We enjoyed seeing those of you who attended the Annual Stockholders' Meeting on December 13, 2007. More than 75% of all of our outstanding shares were voted on this year's proposals, which is the largest percentage of shareholder participation we have ever had in any proxy event. All three proposals were approved and a summary of the results follows:
- 370,322,332 shares were voted, and each director was re-elected with approximately 94% of the voted shares in favor of each director.
- The proposal to amend our Charter to extend the date by which we must either list or begin an orderly process of liquidation, as explained in the proxy, was approved by 78.4% of the voted shares.
- While it proved unnecessary, the proposal to allow the Annual Meeting to be postponed or adjourned in order to solicit additional proxies was approved with approximately 77.3% of the voted shares.
These election results were certified by an independent inspector of elections, IVS Associates, Inc., who reviewed the proxy vote tabulation initially prepared by The Bank of New York - Mellon.
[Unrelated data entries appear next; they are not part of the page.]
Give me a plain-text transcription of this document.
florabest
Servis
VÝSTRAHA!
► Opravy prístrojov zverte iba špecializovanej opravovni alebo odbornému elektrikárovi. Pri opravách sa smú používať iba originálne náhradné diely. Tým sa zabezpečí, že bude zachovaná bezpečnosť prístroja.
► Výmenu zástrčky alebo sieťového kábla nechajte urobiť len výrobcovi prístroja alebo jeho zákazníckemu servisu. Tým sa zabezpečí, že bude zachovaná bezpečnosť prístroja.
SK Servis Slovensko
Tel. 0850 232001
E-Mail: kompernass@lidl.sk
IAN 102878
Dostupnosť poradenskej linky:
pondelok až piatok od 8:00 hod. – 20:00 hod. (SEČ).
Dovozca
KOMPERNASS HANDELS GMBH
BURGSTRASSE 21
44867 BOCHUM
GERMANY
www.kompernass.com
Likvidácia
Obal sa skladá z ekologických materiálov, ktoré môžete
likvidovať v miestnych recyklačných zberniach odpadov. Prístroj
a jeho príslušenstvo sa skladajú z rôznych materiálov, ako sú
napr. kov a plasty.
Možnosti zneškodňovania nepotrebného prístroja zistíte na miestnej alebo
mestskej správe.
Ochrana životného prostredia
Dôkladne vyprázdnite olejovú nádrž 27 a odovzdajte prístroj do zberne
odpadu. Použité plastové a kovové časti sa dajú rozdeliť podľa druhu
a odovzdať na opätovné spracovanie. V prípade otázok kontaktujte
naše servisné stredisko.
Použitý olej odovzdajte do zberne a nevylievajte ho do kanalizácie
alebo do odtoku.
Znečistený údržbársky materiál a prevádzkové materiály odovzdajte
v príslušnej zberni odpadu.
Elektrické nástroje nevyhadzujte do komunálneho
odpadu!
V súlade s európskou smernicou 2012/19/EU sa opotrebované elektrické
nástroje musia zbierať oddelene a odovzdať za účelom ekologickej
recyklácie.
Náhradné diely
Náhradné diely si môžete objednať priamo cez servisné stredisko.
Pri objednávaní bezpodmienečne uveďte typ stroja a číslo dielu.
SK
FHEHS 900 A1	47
Piedmont's Board of Directors greatly appreciates your support of these important proxy proposals.
The investment uncertainties facing every investor due to the turmoil in both the equity and credit markets are reported almost daily in the newspaper. Please know that your Board is committed to providing a liquidity event as soon as the markets stabilize and to providing the best liquidity option for maximizing shareholder value (whether that liquidity option is a "listing" on a national exchange, the sale of the company, or the orderly sale of our assets). In the meantime, the Board has reinstated our share redemption program to assist shareholders requiring immediate liquidity.
I want to re-emphasize the quality of your investment in our company. The acquisition of our management company in April has resulted in improved financial operations, the establishment of a broad property management operation with offices in eight cities around the country, and the retention of a very experienced management team. Reviewing the leasing highlights for the year, we have approximately 94% of our rental space leased to predominantly highly creditworthy tenants, and we project that approximately 10% of our office space (approximately 2 million square feet) will have been re-leased in multi-year rental agreements this year. We also have sold two wholly owned properties and our interest in two joint ventures this year for a cumulative gain of over $21 million. Proceeds from these sales were reinvested in two additional very attractive properties located in the Washington, D.C. and Chicago metropolitan areas.
Continuing our long-standing conservative investment strategy throughout this year, I believe we have one of the stronger balance sheets in the office REIT sector with investments in 83 high-quality office buildings. We have a low 22% debt-to-equity ratio with significant financial capabilities available from a largely unused $500 million unsecured line of credit. The interest terms on this credit line are attractively priced due to the investment-grade ratings that we received this year from Standard & Poor's and from Moody's.
As the year closes, we are optimistic about the future and believe we are well-positioned to capitalize on opportunities in 2008. Again, we thank you for your support in 2007 and we wish you and your family a blessed holiday season.